Fianna Fáil Finance spokesperson Michael McGrath has welcomed the publication of the Central Bank report on the influences on standard variable mortgage pricing in Ireland and has called for a stepping up of the campaign for mortgage fairness in Ireland.
Deputy McGrath commented: “The report from the Central Bank sheds important light on the nature of the standard variable rate mortgage market in Ireland. It clearly outlines the dysfunctionality in the Irish mortgage market. While the data it presents is stark I have to disagree with its conclusion that “policy steps to interfere with the rates charged risk creating side-effects.” It is my belief that we are already living with the negative impact both socially and economically of excessive variable mortgage rates which are in fact twice the European average. We cannot rely on moral pressure alone to solve this issue.
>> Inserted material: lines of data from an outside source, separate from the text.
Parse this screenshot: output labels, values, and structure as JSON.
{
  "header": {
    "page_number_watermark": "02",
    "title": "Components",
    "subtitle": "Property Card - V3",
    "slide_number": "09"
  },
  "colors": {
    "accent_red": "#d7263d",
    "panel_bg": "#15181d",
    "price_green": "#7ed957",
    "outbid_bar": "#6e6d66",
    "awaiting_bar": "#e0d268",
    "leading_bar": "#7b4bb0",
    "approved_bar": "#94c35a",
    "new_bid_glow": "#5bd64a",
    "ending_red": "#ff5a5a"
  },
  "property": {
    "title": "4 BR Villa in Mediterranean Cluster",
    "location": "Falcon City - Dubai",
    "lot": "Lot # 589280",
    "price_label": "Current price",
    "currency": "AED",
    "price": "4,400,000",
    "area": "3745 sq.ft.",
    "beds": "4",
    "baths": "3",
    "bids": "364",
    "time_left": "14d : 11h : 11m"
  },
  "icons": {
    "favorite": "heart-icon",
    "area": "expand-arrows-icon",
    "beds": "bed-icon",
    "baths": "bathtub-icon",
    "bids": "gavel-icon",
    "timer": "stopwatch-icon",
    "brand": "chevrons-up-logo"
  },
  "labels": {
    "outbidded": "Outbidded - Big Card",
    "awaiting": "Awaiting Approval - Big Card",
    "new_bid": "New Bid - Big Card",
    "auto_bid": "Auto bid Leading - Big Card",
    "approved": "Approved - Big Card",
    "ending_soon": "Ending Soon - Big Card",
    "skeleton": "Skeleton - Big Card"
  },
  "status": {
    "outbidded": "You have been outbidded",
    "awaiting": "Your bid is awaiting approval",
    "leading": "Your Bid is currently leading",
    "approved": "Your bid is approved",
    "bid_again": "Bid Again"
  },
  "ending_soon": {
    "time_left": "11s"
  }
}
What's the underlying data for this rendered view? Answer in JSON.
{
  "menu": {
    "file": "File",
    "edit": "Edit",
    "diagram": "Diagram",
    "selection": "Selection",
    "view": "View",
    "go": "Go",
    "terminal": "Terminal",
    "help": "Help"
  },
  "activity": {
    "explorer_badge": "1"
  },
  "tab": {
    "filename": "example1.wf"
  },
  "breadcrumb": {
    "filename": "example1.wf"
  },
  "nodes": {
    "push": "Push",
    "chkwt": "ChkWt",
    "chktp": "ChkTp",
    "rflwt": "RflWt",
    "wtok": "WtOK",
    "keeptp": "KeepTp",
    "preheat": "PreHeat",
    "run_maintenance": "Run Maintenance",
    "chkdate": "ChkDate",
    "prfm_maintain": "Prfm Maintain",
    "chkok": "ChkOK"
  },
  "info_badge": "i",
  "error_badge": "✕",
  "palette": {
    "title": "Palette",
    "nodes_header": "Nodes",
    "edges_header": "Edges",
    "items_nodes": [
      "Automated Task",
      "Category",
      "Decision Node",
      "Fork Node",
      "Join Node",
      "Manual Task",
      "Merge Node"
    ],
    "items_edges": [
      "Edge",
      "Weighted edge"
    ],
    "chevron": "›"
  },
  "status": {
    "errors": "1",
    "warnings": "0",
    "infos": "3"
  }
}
“We need to monitor closely how the banks follow up on their meetings with Minister Noonan. It is important to remember that this engagement only took place because of intense political pressure starting with a Fianna Fáil Private Members motion on the subject in March. The Minister for Finance and the banks are very reluctant participants in this process and we now need to see the colour of their money in terms of the actual rate cut that will be implemented. A reduction of 0.25% and the vague promise of a further cut of 0.25% will simply not be acceptable. That is why I believe there is a need for an intensified campaign in the Dáil and from advocacy groups to keep this issue firmly in the spotlight.
“I agree with the Central Bank’s statement that “Greater transparency surrounding the variable interest rate policies operated by each bank would help in this regard.” As it stands customers have been left bewildered as to why they are paying higher rates for their mortgages as ECB rates have fallen to record lows. It is doubtful however if the banks will actually voluntarily engage in such a process.
“Fianna Fáil believes a legislative framework is required to create a monitoring process for the level of competition in the mortgage market and the fairness of rates charged. This would act as a strong deterrent to banks from charging excessive rates and would only necessitate Central Bank action where the evidence points to a clear market failure. We will be bringing detailed proposals in this regard in the next number of days,” concluded Deputy McGrath.